Apresentado no dia 07 de junho de 2015, dentro da”Mostra Tapiri de Breves Cenas e Monólogos”, organizado pelo “O Imaginário – de Porto Velho” e coordenado competentemente por Chicão Santos e Zaine Diniz, com a importante contribuição dos demais membros do grupo, “Tabule” é a medida certa entre o cômico, o dramático e a crítica sócio-político-cultural.

Justeza é o termo mais sensato para expressar o que Júnior Lopes consegue como ator, dramaturgo e encenador de tal trabalho. Este excelente artista viaja pelos desertos e oásis da sua imaginação distribuindo à conta-gotas o riso, o grotesco, o drama, a ironia e a sátira. A comédia de Tabule, o “camelo-chefe” da encenação, é de muito bom gosto: em nenhum momento vulgariza a arte e muito menos constrange o espectador. Muito pelo contrário: ela faz rir das situações humilhantes e degradantes pelas quais passam as pobres e desvalorizadas mulheres de certas culturas árabes machistas e retrógradas. É um efeito inverso do riso pelo riso, pois propicia à plateia a reflexão necessária para não se imbecilizar com os próprios soluços.

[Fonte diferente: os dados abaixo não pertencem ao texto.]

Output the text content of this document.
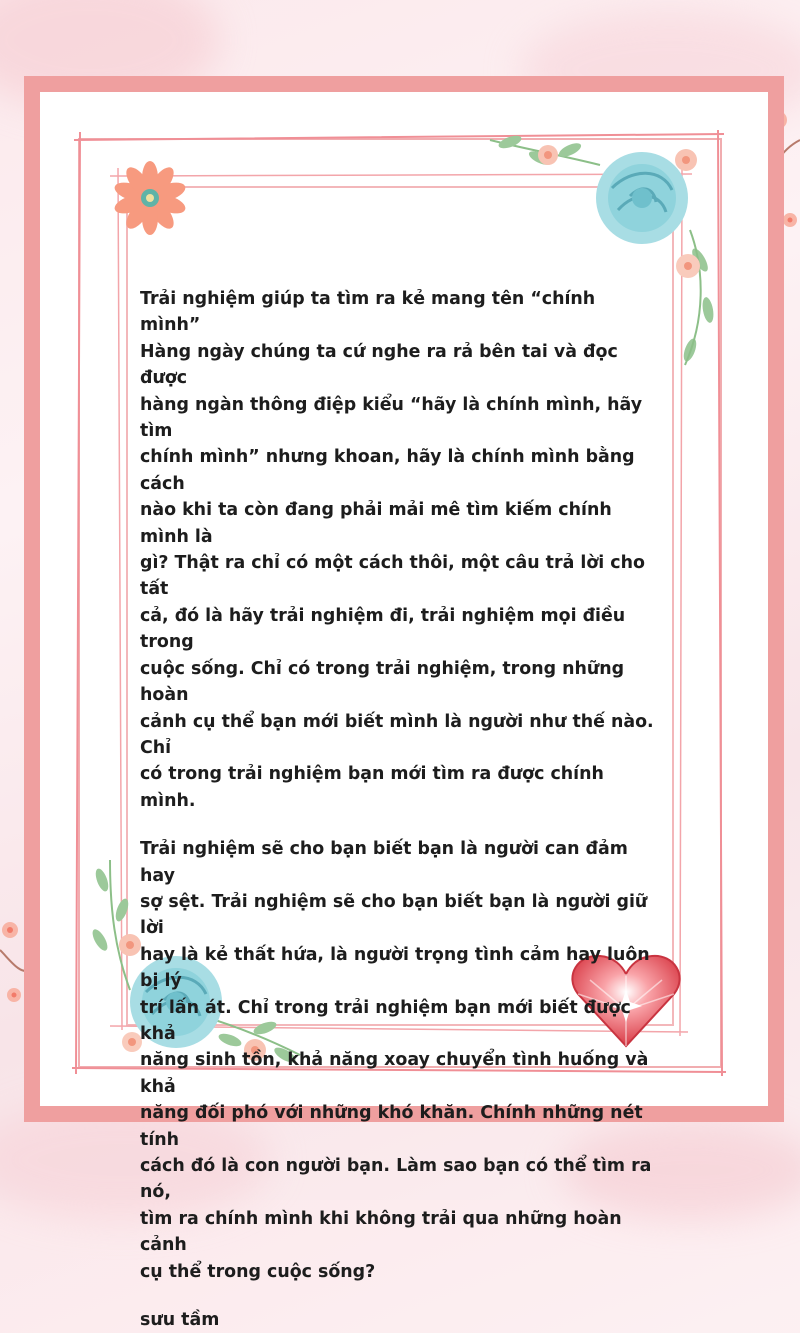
Trải nghiệm giúp ta tìm ra kẻ mang tên “chính mình”
Hàng ngày chúng ta cứ nghe ra rả bên tai và đọc được
hàng ngàn thông điệp kiểu “hãy là chính mình, hãy tìm
chính mình” nhưng khoan, hãy là chính mình bằng cách
nào khi ta còn đang phải mải mê tìm kiếm chính mình là
gì? Thật ra chỉ có một cách thôi, một câu trả lời cho tất
cả, đó là hãy trải nghiệm đi, trải nghiệm mọi điều trong
cuộc sống. Chỉ có trong trải nghiệm, trong những hoàn
cảnh cụ thể bạn mới biết mình là người như thế nào. Chỉ
có trong trải nghiệm bạn mới tìm ra được chính mình.

Trải nghiệm sẽ cho bạn biết bạn là người can đảm hay
sợ sệt. Trải nghiệm sẽ cho bạn biết bạn là người giữ lời
hay là kẻ thất hứa, là người trọng tình cảm hay luôn bị lý
trí lấn át. Chỉ trong trải nghiệm bạn mới biết được khả
năng sinh tồn, khả năng xoay chuyển tình huống và khả
năng đối phó với những khó khăn. Chính những nét tính
cách đó là con người bạn. Làm sao bạn có thể tìm ra nó,
tìm ra chính mình khi không trải qua những hoàn cảnh
cụ thể trong cuộc sống?

sưu tầm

As gargalhadas forram verdemente o tabuleiro para a entrada do drama. Quem não se comove com as histórias de uma mulher que foi estuprada, aos nove anos, por um beduíno? (É abominável imaginar um homem adulto e cruel fazer uma criança virgem e pura deglutir o seu quibe). Qual a mulher (e que homem em sã consciência) não lamenta a expulsão de uma jovem libanesa do seu doce lar por motivos torpes e sem fundamento (a não ser o religioso machista, radical e ultrapassado)? Como não se emocionar com uma libanesa que é obrigada a atravessar o sofrível deserto dançando, ininterruptamente, sobre a corcova de um camelo? Nem uma gota de água é oferecida à pobre alma, que por pouco sobrevive para começar uma nova e árdua caminhada em país estrangeiro, cuja nova língua a faz esquecer a própria memória. Enfim, dentre outras primorosas cenas, o drama e a comédia vai e vem, numa via de mão dupla que faz o público colar nas poltronas.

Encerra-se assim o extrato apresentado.